In a simplified summary, the InfluxDB storage engine has two essential elements.
The storage nodes pick up new data to write from a Kafka queue, process that data and write it. They also process queries and return data to the user.
When data is written, it is stored in memory for a period of time in addition to being persisted. In certain cases, such as when data is being quickly overwritten and duplicated, the process of merging the data from disk and memory during queries can be computationally expensive.
A user wrote a very tight loop of code for the purpose of backfilling historical data. As part of this loop, they also queried the data as it was being written. This loop included running a query after every write. Like every user, their data was stored on a subset of the storage nodes.
Due to the nature of the data being backfilled and the queries, the impacted storage nodes were performing an extreme number of the expensive merges, causing a dramatic spike in CPU utilization on those nodes.
This high CPU utilization caused the storage nodes to lack CPU resources to keep up with processing new writes from the Kafka queue as fast as normal. Therefore, there was a long delay before the written data was available for reads, and so queries would return incomplete data from the impacted storage nodes during the incident.
Customers with data on the impacted nodes experienced:
Other customers were not impacted. No data was lost. The API continued to operate normally.
All times are in UTC:
23:45 - Storage Team received a TTBR alert (“time to become readable” signifying that there was a delay in data being written). Upon investigation the TTBR had already recovered to normal levels.

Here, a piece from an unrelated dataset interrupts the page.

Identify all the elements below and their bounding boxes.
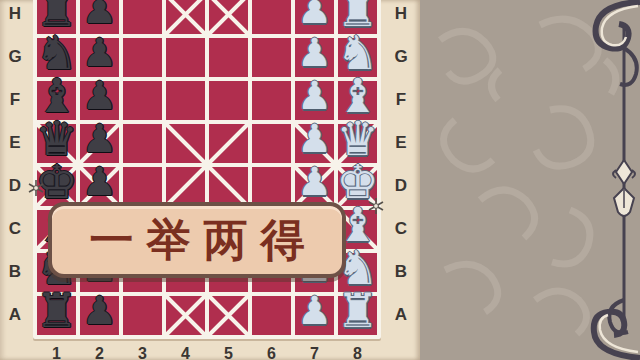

00:14 - Storage Team received another TTBR alert, but upon investigation saw that the TTBR was continuing to climb on a single storage node. The team embarked upon an investigation as their top priority.
00:45 - The team determined that there must be one specific customer causing the issue, and contacted Support to help identify the user, and also to update the status page reflecting that performance was degraded for some users.
00:49 - The team initiated the incident response processes. More engineers joined the investigation and were able to identify the user that triggered the incident.
01:21 - The team used a feature flag to target the specific customer and stop their queries from running. Support reached out to the customer and initiated a discussion.
01:46 - The team observed that the impacted storage nodes were quickly catching up with the queued writes. The team continued to monitor before finally closing the incident.